Dream.exe
Dream.exe: Can Video Generation Models Dream Executable Robot Manipulation?
A research benchmark that tests whether AI-generated robot videos depict physically valid actions by converting them into robot movement plans and running them in a physics simulator.
This is a research project from the Show Lab at the National University of Singapore, in collaboration with Oxford and Tencent. The central question it investigates is whether AI models that generate videos can produce videos of robots doing tasks that would actually work if a real robot tried to follow them.
The typical way to judge a video generation model is by asking whether the video looks realistic. Dream.exe takes a different approach: it converts the motion shown in a generated video into an actual robot movement plan, runs that plan in a physics simulator, and checks whether the task gets completed. A video can look convincing but still fail this test if the robot movement it depicts is physically impossible or poorly timed.

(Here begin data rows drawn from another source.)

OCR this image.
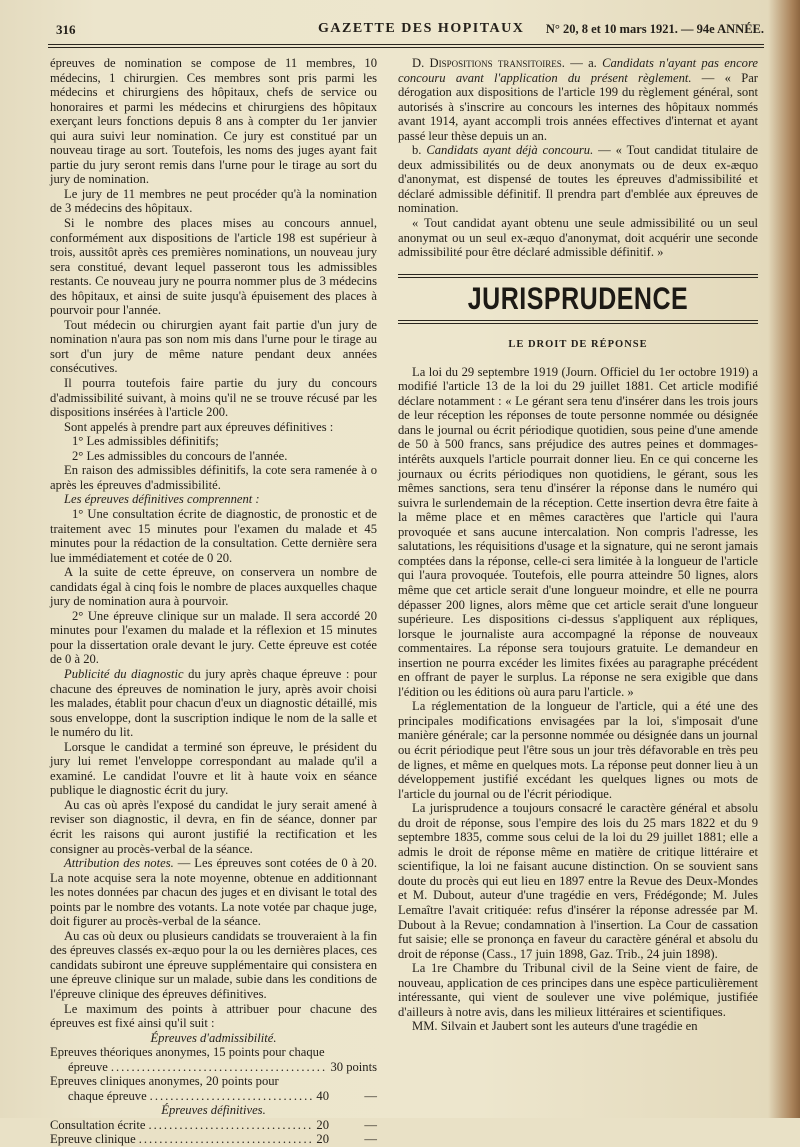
316	GAZETTE DES HOPITAUX N° 20, 8 et 10 mars 1921. — 94e ANNÉE.

épreuves de nomination se compose de 11 membres, 10 médecins, 1 chirurgien. Ces membres sont pris parmi les médecins et chirurgiens des hôpitaux, chefs de service ou honoraires et parmi les médecins et chirurgiens des hôpitaux exerçant leurs fonctions depuis 8 ans à compter du 1er janvier qui aura suivi leur nomination. Ce jury est constitué par un nouveau tirage au sort. Toutefois, les noms des juges ayant fait partie du jury seront remis dans l'urne pour le tirage au sort du jury de nomination.

Le jury de 11 membres ne peut procéder qu'à la nomination de 3 médecins des hôpitaux.

Si le nombre des places mises au concours annuel, conformément aux dispositions de l'article 198 est supérieur à trois, aussitôt après ces premières nominations, un nouveau jury sera constitué, devant lequel passeront tous les admissibles restants. Ce nouveau jury ne pourra nommer plus de 3 médecins des hôpitaux, et ainsi de suite jusqu'à épuisement des places à pourvoir pour l'année.

Tout médecin ou chirurgien ayant fait partie d'un jury de nomination n'aura pas son nom mis dans l'urne pour le tirage au sort d'un jury de même nature pendant deux années consécutives.

Il pourra toutefois faire partie du jury du concours d'admissibilité suivant, à moins qu'il ne se trouve récusé par les dispositions insérées à l'article 200.

Sont appelés à prendre part aux épreuves définitives :

1° Les admissibles définitifs;

2° Les admissibles du concours de l'année.

En raison des admissibles définitifs, la cote sera ramenée à o après les épreuves d'admissibilité.

Les épreuves définitives comprennent :

1° Une consultation écrite de diagnostic, de pronostic et de traitement avec 15 minutes pour l'examen du malade et 45 minutes pour la rédaction de la consultation. Cette dernière sera lue immédiatement et cotée de 0 20.

A la suite de cette épreuve, on conservera un nombre de candidats égal à cinq fois le nombre de places auxquelles chaque jury de nomination aura à pourvoir.

2° Une épreuve clinique sur un malade. Il sera accordé 20 minutes pour l'examen du malade et la réflexion et 15 minutes pour la dissertation orale devant le jury. Cette épreuve est cotée de 0 à 20.

Publicité du diagnostic du jury après chaque épreuve : pour chacune des épreuves de nomination le jury, après avoir choisi les malades, établit pour chacun d'eux un diagnostic détaillé, mis sous enveloppe, dont la suscription indique le nom de la salle et le numéro du lit.

Lorsque le candidat a terminé son épreuve, le président du jury lui remet l'enveloppe correspondant au malade qu'il a examiné. Le candidat l'ouvre et lit à haute voix en séance publique le diagnostic écrit du jury.

Au cas où après l'exposé du candidat le jury serait amené à reviser son diagnostic, il devra, en fin de séance, donner par écrit les raisons qui auront justifié la rectification et les consigner au procès-verbal de la séance.

Attribution des notes. — Les épreuves sont cotées de 0 à 20. La note acquise sera la note moyenne, obtenue en additionnant les notes données par chacun des juges et en divisant le total des points par le nombre des votants. La note votée par chaque juge, doit figurer au procès-verbal de la séance.

Au cas où deux ou plusieurs candidats se trouveraient à la fin des épreuves classés ex-æquo pour la ou les dernières places, ces candidats subiront une épreuve supplémentaire qui consistera en une épreuve clinique sur un malade, subie dans les conditions de l'épreuve clinique des épreuves définitives.

Le maximum des points à attribuer pour chacune des épreuves est fixé ainsi qu'il suit :

Épreuves d'admissibilité.

Epreuves théoriques anonymes, 15 points pour chaque
épreuve .....	30 points
Epreuves cliniques anonymes, 20 points pour
chaque épreuve .....	40	—

Épreuves définitives.

Consultation écrite .....	20	—
Epreuve clinique .....	20	—

D. Dispositions transitoires. — a. Candidats n'ayant pas encore concouru avant l'application du présent règlement. — « Par dérogation aux dispositions de l'article 199 du règlement général, sont autorisés à s'inscrire au concours les internes des hôpitaux nommés avant 1914, ayant accompli trois années effectives d'internat et ayant passé leur thèse depuis un an.

b. Candidats ayant déjà concouru. — « Tout candidat titulaire de deux admissibilités ou de deux anonymats ou de deux ex-æquo d'anonymat, est dispensé de toutes les épreuves d'admissibilité et déclaré admissible définitif. Il prendra part d'emblée aux épreuves de nomination.

« Tout candidat ayant obtenu une seule admissibilité ou un seul anonymat ou un seul ex-æquo d'anonymat, doit acquérir une seconde admissibilité pour être déclaré admissible définitif. »

JURISPRUDENCE
LE DROIT DE RÉPONSE

La loi du 29 septembre 1919 (Journ. Officiel du 1er octobre 1919) a modifié l'article 13 de la loi du 29 juillet 1881. Cet article modifié déclare notamment : « Le gérant sera tenu d'insérer dans les trois jours de leur réception les réponses de toute personne nommée ou désignée dans le journal ou écrit périodique quotidien, sous peine d'une amende de 50 à 500 francs, sans préjudice des autres peines et dommages-intérêts auxquels l'article pourrait donner lieu. En ce qui concerne les journaux ou écrits périodiques non quotidiens, le gérant, sous les mêmes sanctions, sera tenu d'insérer la réponse dans le numéro qui suivra le surlendemain de la réception. Cette insertion devra être faite à la même place et en mêmes caractères que l'article qui l'aura provoquée et sans aucune intercalation. Non compris l'adresse, les salutations, les réquisitions d'usage et la signature, qui ne seront jamais comptées dans la réponse, celle-ci sera limitée à la longueur de l'article qui l'aura provoquée. Toutefois, elle pourra atteindre 50 lignes, alors même que cet article serait d'une longueur moindre, et elle ne pourra dépasser 200 lignes, alors même que cet article serait d'une longueur supérieure. Les dispositions ci-dessus s'appliquent aux répliques, lorsque le journaliste aura accompagné la réponse de nouveaux commentaires. La réponse sera toujours gratuite. Le demandeur en insertion ne pourra excéder les limites fixées au paragraphe précédent en offrant de payer le surplus. La réponse ne sera exigible que dans l'édition ou les éditions où aura paru l'article. »

La réglementation de la longueur de l'article, qui a été une des principales modifications envisagées par la loi, s'imposait d'une manière générale; car la personne nommée ou désignée dans un journal ou écrit périodique peut l'être sous un jour très défavorable en très peu de lignes, et même en quelques mots. La réponse peut donner lieu à un développement justifié excédant les quelques lignes ou mots de l'article du journal ou de l'écrit périodique.

La jurisprudence a toujours consacré le caractère général et absolu du droit de réponse, sous l'empire des lois du 25 mars 1822 et du 9 septembre 1835, comme sous celui de la loi du 29 juillet 1881; elle a admis le droit de réponse même en matière de critique littéraire et scientifique, la loi ne faisant aucune distinction. On se souvient sans doute du procès qui eut lieu en 1897 entre la Revue des Deux-Mondes et M. Dubout, auteur d'une tragédie en vers, Frédégonde; M. Jules Lemaître l'avait critiquée: refus d'insérer la réponse adressée par M. Dubout à la Revue; condamnation à l'insertion. La Cour de cassation fut saisie; elle se prononça en faveur du caractère général et absolu du droit de réponse (Cass., 17 juin 1898, Gaz. Trib., 24 juin 1898).

La 1re Chambre du Tribunal civil de la Seine vient de faire, de nouveau, application de ces principes dans une espèce particulièrement intéressante, qui vient de soulever une vive polémique, justifiée d'ailleurs à notre avis, dans les milieux littéraires et scientifiques.

MM. Silvain et Jaubert sont les auteurs d'une tragédie en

The project includes a benchmark of 101 tasks drawn from a robotics dataset called RoboCasa. The tasks are organized into three difficulty levels: simple single-object manipulation (pick something up, put it down), multi-object interactions where the robot needs to reason about how objects relate to each other, and multi-stage tasks that require the robot to complete several steps in the right order. Eight different video generation models were tested under this benchmark, including both open-source and closed-source systems.
The findings from the paper suggest that AI models trained on general internet video already carry some understanding of physical cause and effect, since several models achieved measurable success at completing tasks despite no robot-specific training. The research also found that how visually polished a video looks is a poor indicator of whether the robot actions it depicts would actually work.
At the time of this writing, the repository is a placeholder. The code, benchmark data, and evaluation tools are listed as coming soon. Only the research overview and citation information are currently present.
Where it fits
- Evaluate whether a video generation model produces physically plausible robot motions for a given manipulation task.
- Benchmark multiple video generation models on a standardized set of 101 robot tasks across three difficulty levels.